Ad ammetterli è lo stesso Blatter, con un tempismo molto curioso rispetto alle recenti accuse da parte della FIFA stessa di essersi autoattribuito svariati milioni di bonus. In seno alla Federazione internazionale di calcio si respira un’aria davvero pesante, tra accuse e controaccuse che rischiano di riportare alla luce più di uno scheletro dai diversi armadi degli alti funzionari coinvolti.
Sorteggi truccati, quindi, sembrano esserci stati. “L’ho visto con i miei occhi – ha ammesso Blatter in un intervista rilasciata al quotidiano argentino “La Nacion” e ripresa dal Blick – È successo in occasione di una competizione europea”.
A truccare il sorteggio sarebbe stato un funzionario italiano di cui Blatter non rivela il nome. “È possibile segnare le palline dei sorteggi che si vuole estrarre, oppure scaldarle anche se precedentemente sono state tutte raffreddate.”
Blatter avrebbe assistito a questi “magheggi”, ma sostiene di non avervi mai preso parte. “Sono assolutamente pulito”, ha sostenuto.
Durante l’intervista, Blatter si è anche distanziato dalle accuse di corruzione rivolte dalla FIFA stessa al suo ex presidente e ai suoi vice Jérôme Valcke (ex Segretario generale) e Markus Kattner.
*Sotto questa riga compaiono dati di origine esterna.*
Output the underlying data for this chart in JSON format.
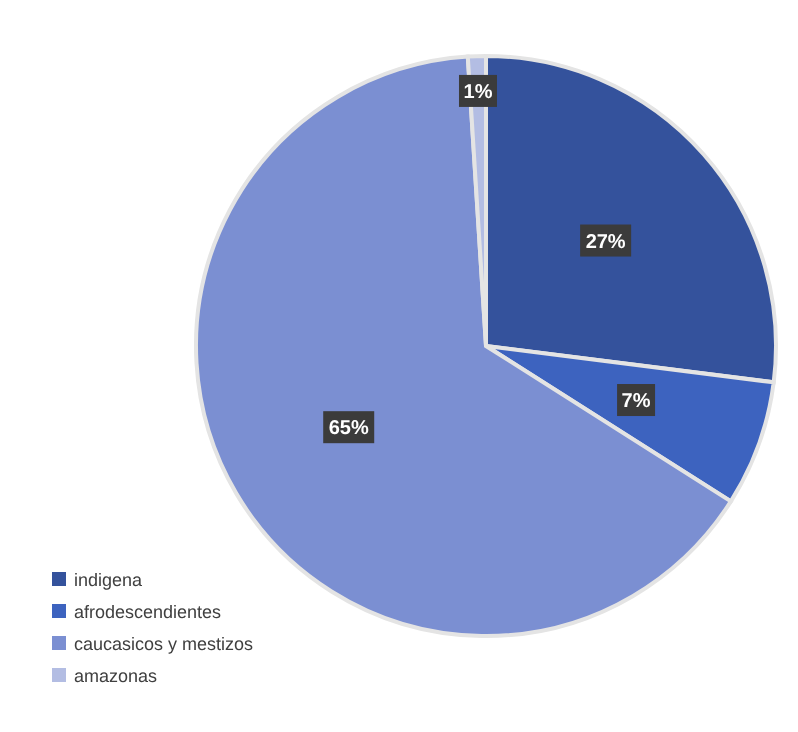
{
  "chart_data": {
    "type": "pie",
    "categories": [
      "indigena",
      "afrodescendientes",
      "caucasicos y mestizos",
      "amazonas"
    ],
    "values": [
      27,
      7,
      65,
      1
    ],
    "colors": [
      "#34529c",
      "#3d63bf",
      "#7b8fd2",
      "#b3bde3"
    ],
    "value_labels": [
      "27%",
      "7%",
      "65%",
      "1%"
    ],
    "legend": "bottom left"
  }
}
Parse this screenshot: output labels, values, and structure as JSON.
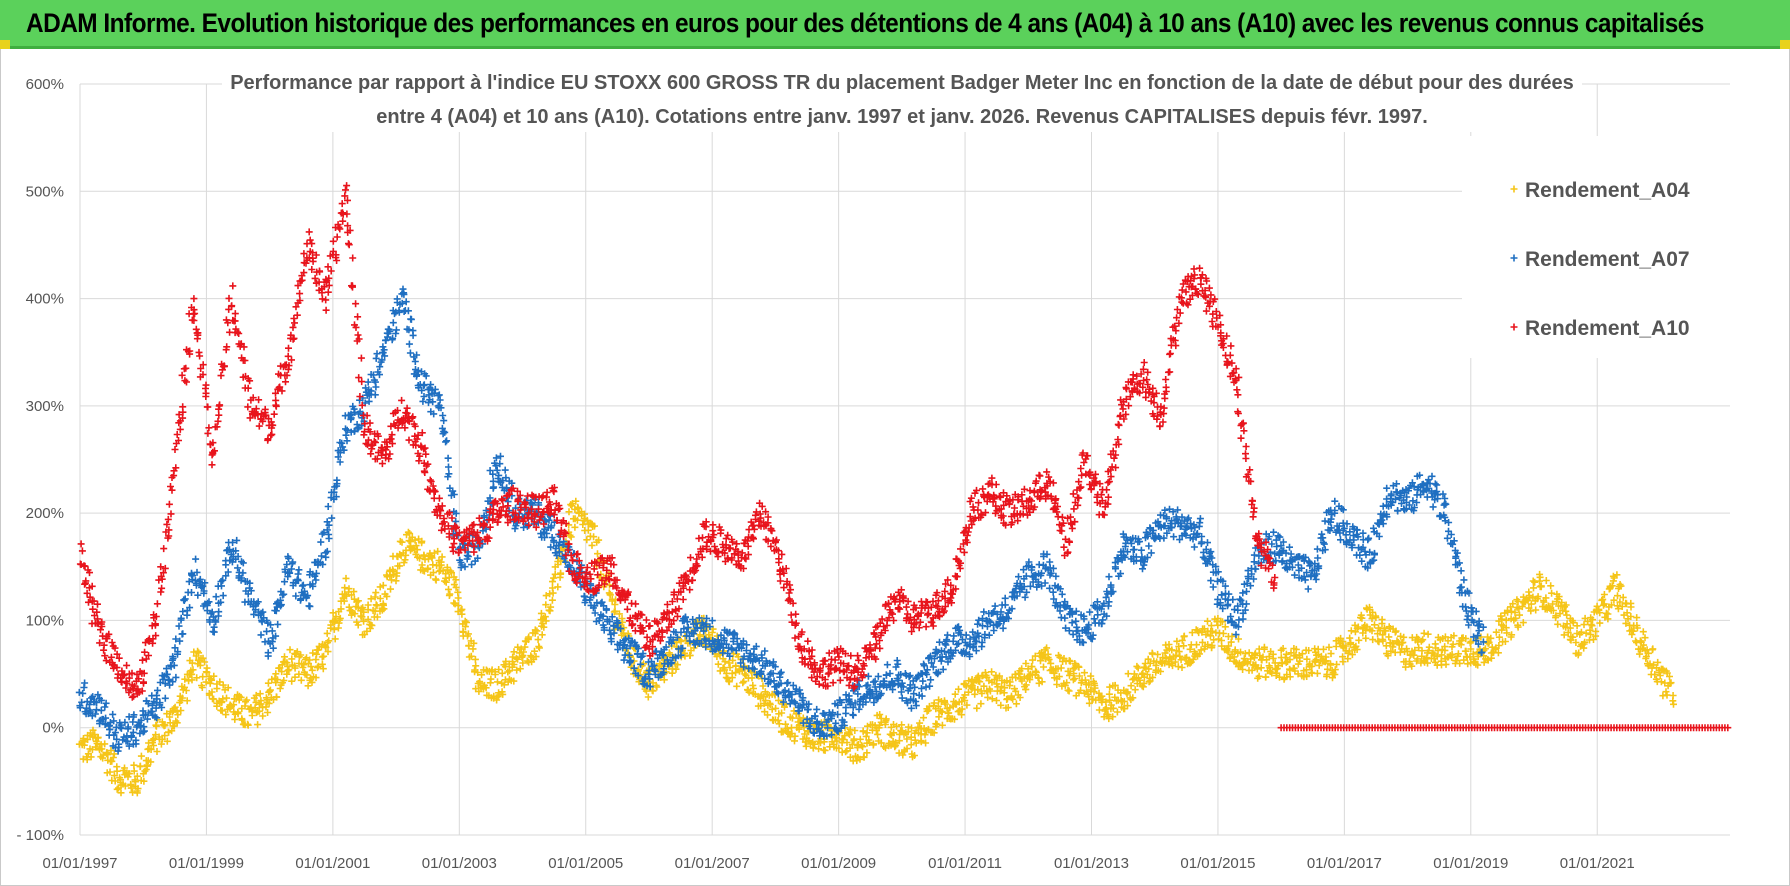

I tre erano stati accusati di essersi attribuiti bonus per un totale di quasi 80 milioni di franchi. Bonus che, stando a Blatter, sarebbero “assolutamente legali”.
Blatter sostiene di non lavorare (“non posso fare altro”) e che tecnicamente è ancora il presidente della FIFA. ”Non sono mai stato destituito”, ha sostenuto.